High Profile Divorce
From a legal standpoint, a military divorce is the same as a civilian divorce. The process is essentially the same however, if you are enlisted, or your spouse is, then there are a few considerations that may affect your divorce proceedings that are not a part of a civilian divorce.
- If you or your spouse are deployed or stationed overseas, then the divorce proceedings may take longer than it usually would in a civilian divorce court process.
- In Florida, there are special statutes that apply for timesharing with military spouses or parents.
- State residency requirements are more relaxed for active-duty military personnel.
- Creative time-sharing plans are needed to accommodate the schedule or location of the active-duty member.
- The civilian spouse may be entitled to continued benefits including a share of the military retirement pay/pension, thrift savings plan, survivor benefits plan, TRICARE, and eligible for select base privileges.

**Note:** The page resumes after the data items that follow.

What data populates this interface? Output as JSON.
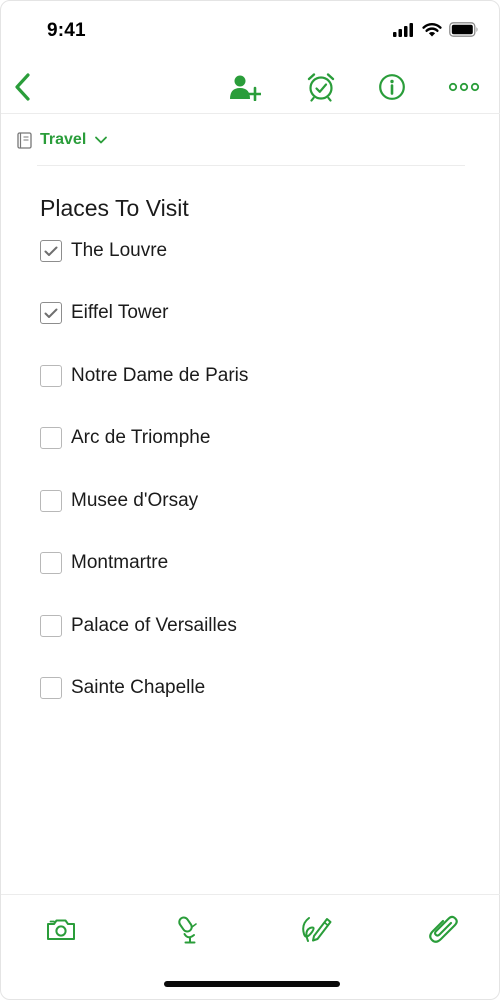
{
  "status_bar": {
    "time": "9:41"
  },
  "nav": {
    "back_icon": "chevron-left-icon",
    "share_icon": "add-person-icon",
    "reminder_icon": "alarm-clock-icon",
    "info_icon": "info-icon",
    "more_icon": "more-dots-icon"
  },
  "notebook": {
    "icon": "notebook-icon",
    "label": "Travel"
  },
  "note": {
    "title": "Places To Visit",
    "items": [
      {
        "label": "The Louvre",
        "checked": true
      },
      {
        "label": "Eiffel Tower",
        "checked": true
      },
      {
        "label": "Notre Dame de Paris",
        "checked": false
      },
      {
        "label": "Arc de Triomphe",
        "checked": false
      },
      {
        "label": "Musee d'Orsay",
        "checked": false
      },
      {
        "label": "Montmartre",
        "checked": false
      },
      {
        "label": "Palace of Versailles",
        "checked": false
      },
      {
        "label": "Sainte Chapelle",
        "checked": false
      }
    ]
  },
  "toolbar": {
    "camera_icon": "camera-icon",
    "audio_icon": "microphone-icon",
    "sketch_icon": "handwriting-pen-icon",
    "attach_icon": "paperclip-icon"
  },
  "colors": {
    "accent": "#2a9d3a",
    "text": "#1b1b1b",
    "divider": "#ececec"
  }
}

Military Retirement Pay or Pension Benefits
The Uniformed Services Former Spouse’s Protection Act (USFSPA) states that military divorces should follow the same rules and guidelines for child support and spousal support as a civilian divorce. This federal statute allows the states to either classify military retirement pay and/or pension as they would normally consider it as a part of the spouse’s marital assets or to classify it as property rather than as a source of income.
The Defense Financing and Account Services (DFAS) division provides direct retirement payments to qualifying civilian ex-spouses. For a civilian ex-spouse to be eligible for receiving direct retirement payments, the couple must have been married for a minimum of 10 years with at least 10 years of overlapping service.

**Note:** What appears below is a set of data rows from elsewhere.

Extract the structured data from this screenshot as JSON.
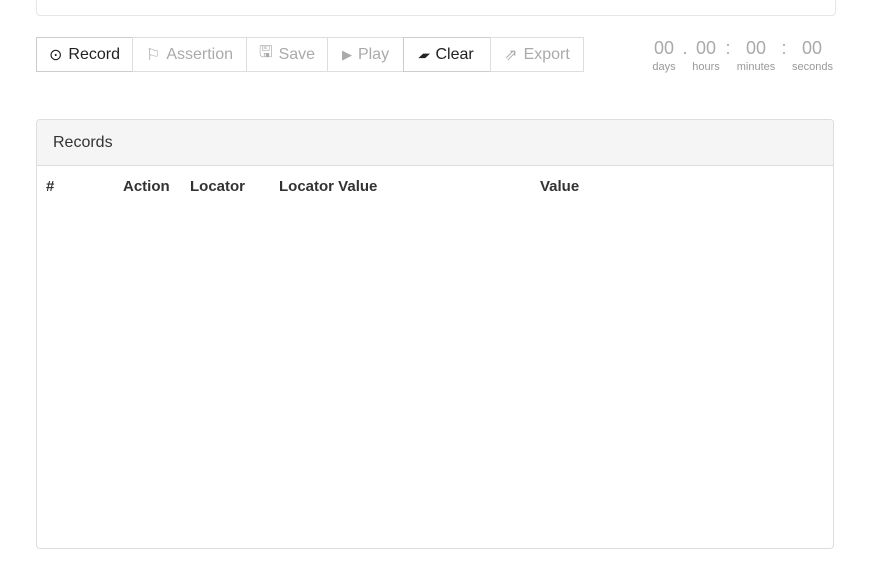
{
  "toolbar": {
    "buttons": [
      {
        "label": "Record",
        "icon": "record-icon",
        "glyph": "⊙",
        "active": true
      },
      {
        "label": "Assertion",
        "icon": "flag-icon",
        "glyph": "⚐",
        "active": false
      },
      {
        "label": "Save",
        "icon": "save-icon",
        "glyph": "🖫",
        "active": false
      },
      {
        "label": "Play",
        "icon": "play-icon",
        "glyph": "▶",
        "active": false
      },
      {
        "label": "Clear",
        "icon": "eraser-icon",
        "glyph": "▰",
        "active": true
      },
      {
        "label": "Export",
        "icon": "export-icon",
        "glyph": "⇗",
        "active": false
      }
    ]
  },
  "timer": {
    "days": "00",
    "hours": "00",
    "minutes": "00",
    "seconds": "00",
    "sep1": ".",
    "sep2": ":",
    "sep3": ":",
    "labels": {
      "days": "days",
      "hours": "hours",
      "minutes": "minutes",
      "seconds": "seconds"
    }
  },
  "records": {
    "title": "Records",
    "columns": [
      "#",
      "Action",
      "Locator",
      "Locator Value",
      "Value"
    ],
    "rows": []
  }
}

For example, if a couple was married for 15 years and the military spouse was in the service for a total of 10 years, but only 8 of those years were during the marriage, then the civilian spouse would not be eligible to receive direct payments. If, however, the couple was married for 15 years and the military spouse was in the service for a total of 10 years and all of those 10 years were during the marriage, then the civilian spouse would be eligible for direct payments from DFAS.
If you do not qualify for direct retirement payments from the DFAS, you could still be eligible to receive a portion of the retirement pay or pension if it is included in the divorce settlement. This amount would be separate from any child or spousal support awarded. There are also restrictions to how much can be awarded:
- The maximum amount an ex-spouse can be awarded is 50% of the retirement pay.
- If child support is also being awarded, then the maximum, combined amount cannot exceed 65% of the disposable retirement pay.
If you or your spouse is still active duty, then there are several methods in which to calculate the percentage of the retirement pay the civilian ex-spouse can be entitled to. The divorce settlement filed with the court will need to specify which method described below is being used to calculate the percentage. Eligibility also depends on a couple’s length of marriage.
Thrift Savings Plan and Survivor Benefit Plan
The distribution of a Thrift Savings Plan is treated much like the distribution of a civilian 401(k) during divorce proceedings.
The beneficiary status of a Survivor Benefit Plan is not automatically continued after divorce. A Survivor Benefit Plan is a mutually exclusive program, meaning to qualify as a beneficiary, you must be married to the service member. The beneficiary status of the Survivor Benefit Plan is addressed during the divorce proceedings.
TRICARE
In order to qualify for continuing TRICARE benefits, an ex-spouse must first meet all of the requirements of the 20/20/20 rule listed above. If an ex-spouse does not meet these requirements, TRICARE does offer transitional coverage based on the 20/20/15 rule. The requirements of the 20/20/15 rule are:
- You and your spouse were married for at least 20 years;
- The military spouse was enlisted for at least 20 years;
- The length of the marriage and the length of service must have overlapped by at least 15 years; and
- Remain unmarried for 12 months following the divorce.
You are entitled to this transitional coverage for up to 12 months after the divorce so long as you don’t get remarried in that timeframe. Getting remarried within 12 months of your divorce will forfeit your access to TRICARE under the 20/20/15 rule.